I am going (1) to loop a regression over a certain criterion many times; and (2) to store a certain coefficient from each regression. Here is an example:
clear
sysuse auto.dta
local x = 2000
while `x' < 5000 {
xi: regress price mpg length gear_ratio i.foreign if weight < `x'
est sto model_`x'
local x = `x' + 100
}
est dir
I just care about one predictor, say mpg
here. I want to extract coefficients of mpg
from each result into one independent file (any file is OK, .dta
would be great) to see if there is a trend as the threshold for weight
increases. What I am doing now is to useestout
to export the results, something like:
esttab * using test.rtf, replace se stats(r2_a N, labels(R-squared)) starl(* 0.10 ** 0.05 *** 0.01) nogap onecell title(regression tables)
estout
will export everything and I need to edit the results. This works well for regressions with few predictors, but my real dataset has more than 30 variables and the regression will loop at least 100 times (I have a variable Distance
with range from 0 to 30,000: it has the role of weight
in the example). Therefore, it is really difficult for me to edit the results without making mistakes.
Is there any other efficient way to solve my problem? Since my case is not looping over a group variable, but over a certain criterion. the statsby
function seems not working well here.
As @Todd has already suggested, you can just choose the particular results you care about and use postfile
to store them as new variables in a new dataset. Note that a forval
loop is more direct than your while
code, while using xi:
is superseded by factor variable notation in recent versions of Stata. (I have not changed that just in case you are using some older version.) Note evaluation of saved results such as _b[_cons]
on the fly and the use of parentheses ()
to stop negative signs being evaluated.

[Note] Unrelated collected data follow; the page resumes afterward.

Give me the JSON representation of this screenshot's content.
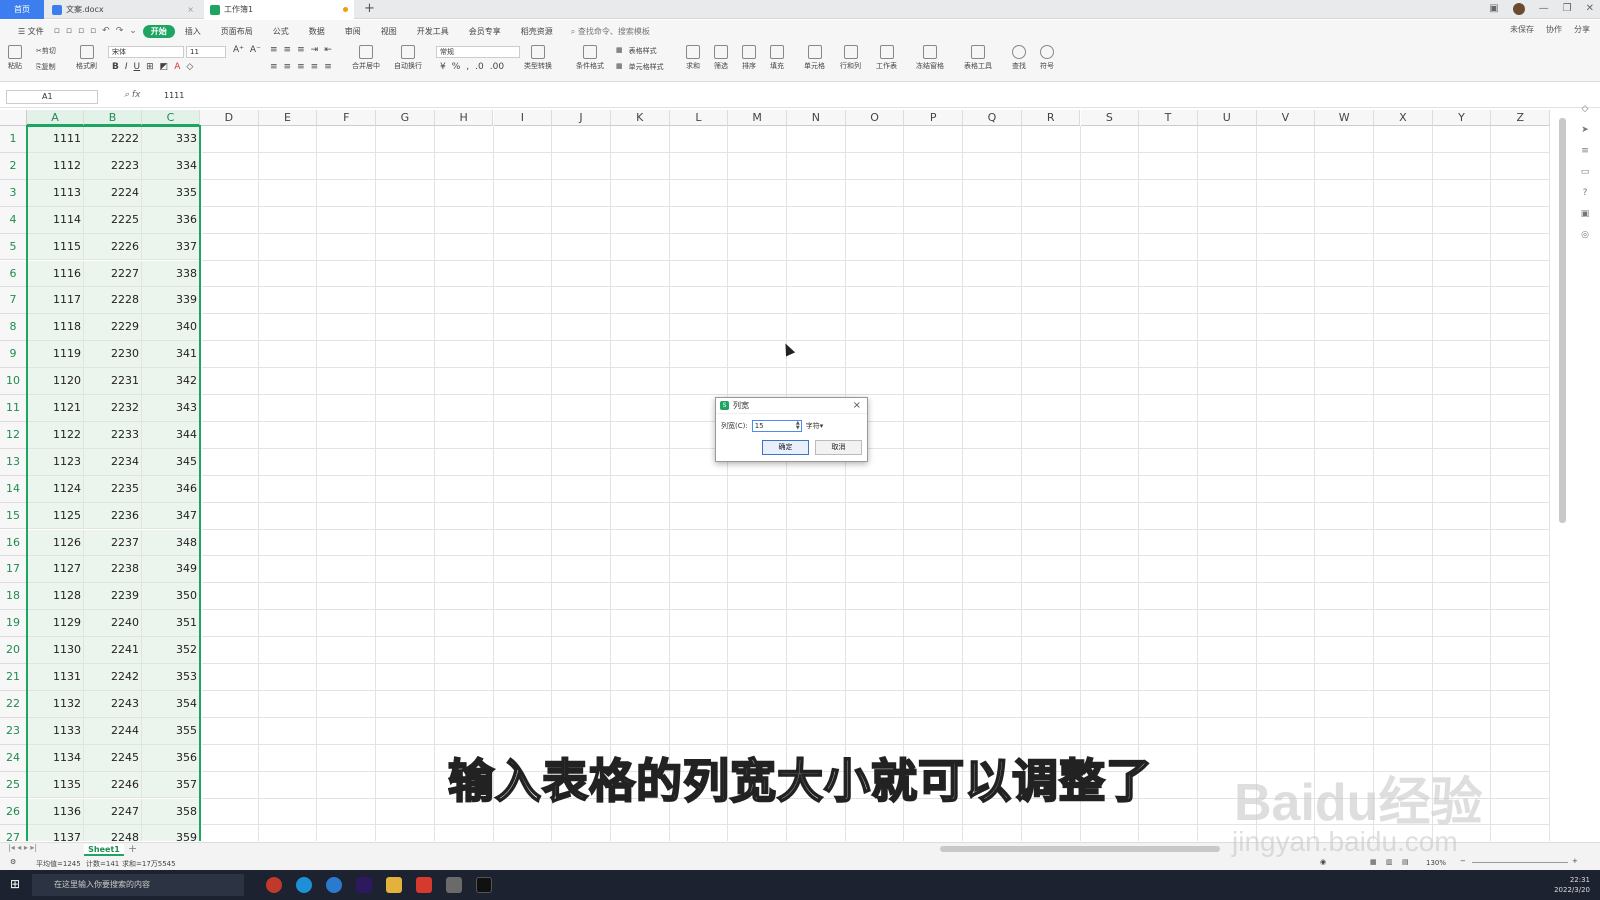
{
  "tabs": {
    "home": "首页",
    "doc": "文案.docx",
    "sheet": "工作簿1"
  },
  "menu": {
    "items": [
      "文件",
      "开始",
      "插入",
      "页面布局",
      "公式",
      "数据",
      "审阅",
      "视图",
      "开发工具",
      "会员专享",
      "稻壳资源"
    ],
    "active_index": 1,
    "search": "查找命令、搜索模板",
    "right": [
      "未保存",
      "协作",
      "分享"
    ]
  },
  "ribbon": {
    "paste": "粘贴",
    "cut": "剪切",
    "copy": "复制",
    "format_painter": "格式刷",
    "font": "宋体",
    "size": "11",
    "merge": "合并居中",
    "wrap": "自动换行",
    "number_format": "常规",
    "type_convert": "类型转换",
    "cond_format": "条件格式",
    "table_style": "表格样式",
    "cell_style": "单元格样式",
    "sum": "求和",
    "filter": "筛选",
    "sort": "排序",
    "fill": "填充",
    "cell": "单元格",
    "rowcol": "行和列",
    "worksheet": "工作表",
    "freeze": "冻结窗格",
    "table_tools": "表格工具",
    "find": "查找",
    "symbol": "符号"
  },
  "formula": {
    "cell_ref": "A1",
    "value": "1111"
  },
  "columns": [
    "A",
    "B",
    "C",
    "D",
    "E",
    "F",
    "G",
    "H",
    "I",
    "J",
    "K",
    "L",
    "M",
    "N",
    "O",
    "P",
    "Q",
    "R",
    "S",
    "T",
    "U",
    "V",
    "W",
    "X",
    "Y",
    "Z"
  ],
  "rows": [
    [
      "1",
      "1111",
      "2222",
      "333"
    ],
    [
      "2",
      "1112",
      "2223",
      "334"
    ],
    [
      "3",
      "1113",
      "2224",
      "335"
    ],
    [
      "4",
      "1114",
      "2225",
      "336"
    ],
    [
      "5",
      "1115",
      "2226",
      "337"
    ],
    [
      "6",
      "1116",
      "2227",
      "338"
    ],
    [
      "7",
      "1117",
      "2228",
      "339"
    ],
    [
      "8",
      "1118",
      "2229",
      "340"
    ],
    [
      "9",
      "1119",
      "2230",
      "341"
    ],
    [
      "10",
      "1120",
      "2231",
      "342"
    ],
    [
      "11",
      "1121",
      "2232",
      "343"
    ],
    [
      "12",
      "1122",
      "2233",
      "344"
    ],
    [
      "13",
      "1123",
      "2234",
      "345"
    ],
    [
      "14",
      "1124",
      "2235",
      "346"
    ],
    [
      "15",
      "1125",
      "2236",
      "347"
    ],
    [
      "16",
      "1126",
      "2237",
      "348"
    ],
    [
      "17",
      "1127",
      "2238",
      "349"
    ],
    [
      "18",
      "1128",
      "2239",
      "350"
    ],
    [
      "19",
      "1129",
      "2240",
      "351"
    ],
    [
      "20",
      "1130",
      "2241",
      "352"
    ],
    [
      "21",
      "1131",
      "2242",
      "353"
    ],
    [
      "22",
      "1132",
      "2243",
      "354"
    ],
    [
      "23",
      "1133",
      "2244",
      "355"
    ],
    [
      "24",
      "1134",
      "2245",
      "356"
    ],
    [
      "25",
      "1135",
      "2246",
      "357"
    ],
    [
      "26",
      "1136",
      "2247",
      "358"
    ],
    [
      "27",
      "1137",
      "2248",
      "359"
    ]
  ],
  "sheet": {
    "name": "Sheet1"
  },
  "status": {
    "avg": "平均值=1245",
    "count": "计数=141",
    "sum": "求和=17万5545",
    "zoom": "130%"
  },
  "dialog": {
    "title": "列宽",
    "label": "列宽(C):",
    "value": "15",
    "unit": "字符",
    "ok": "确定",
    "cancel": "取消"
  },
  "taskbar": {
    "search": "在这里输入你要搜索的内容",
    "time": "22:31",
    "date": "2022/3/20"
  },
  "subtitle": "输入表格的列宽大小就可以调整了",
  "watermark": {
    "line1": "Baidu经验",
    "line2": "jingyan.baidu.com"
  },
  "colors": {
    "accent": "#1fa562",
    "home_tab": "#3c7ef0"
  }
}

Some code examples elsewhere store results temporarily in local macros or scalars, which is quite unnecessary.
sysuse auto.dta, clear
tempname myresults
postfile `myresults' threshold intercept gradient se using myresults.dta
quietly forval x = 2000(200)4800 {
xi: regress price mpg length gear_ratio i.foreign if weight < `x'
post `myresults' (`x') (`=_b[_cons]') (`=_b[mpg]') (`=_se[mpg]')
}
postclose `myresults'
use myresults
list
+---------------------------------------------+
| thresh~d intercept gradient se |
|---------------------------------------------|
1. | 2000 -3699.55 -296.8218 215.0348 |
2. | 2200 -4175.722 -53.19774 54.51251 |
3. | 2400 -3918.388 -58.83933 42.19707 |
4. | 2600 -6143.622 -58.20153 38.28178 |
5. | 2800 -11159.67 -49.21381 44.82019 |
|---------------------------------------------|
6. | 3000 -6636.524 -51.28141 52.96473 |
7. | 3200 -7410.392 -58.14692 60.55182 |
8. | 3400 -2193.125 -57.89508 52.78178 |
9. | 3600 -1824.281 -103.4387 56.49762 |
10. | 3800 -1192.767 -110.9302 51.6335 |
|---------------------------------------------|
11. | 4000 5649.41 -173.9975 74.51212 |
12. | 4200 5784.363 -147.4454 71.89362 |
13. | 4400 6494.47 -93.81158 80.81586 |
14. | 4600 6494.47 -93.81158 80.81586 |
15. | 4800 5373.041 -95.25342 82.60246 |
+---------------------------------------------+
statsby
(a command, not a function) is just not designed for this problem at all, so it is not a question of whether it works well.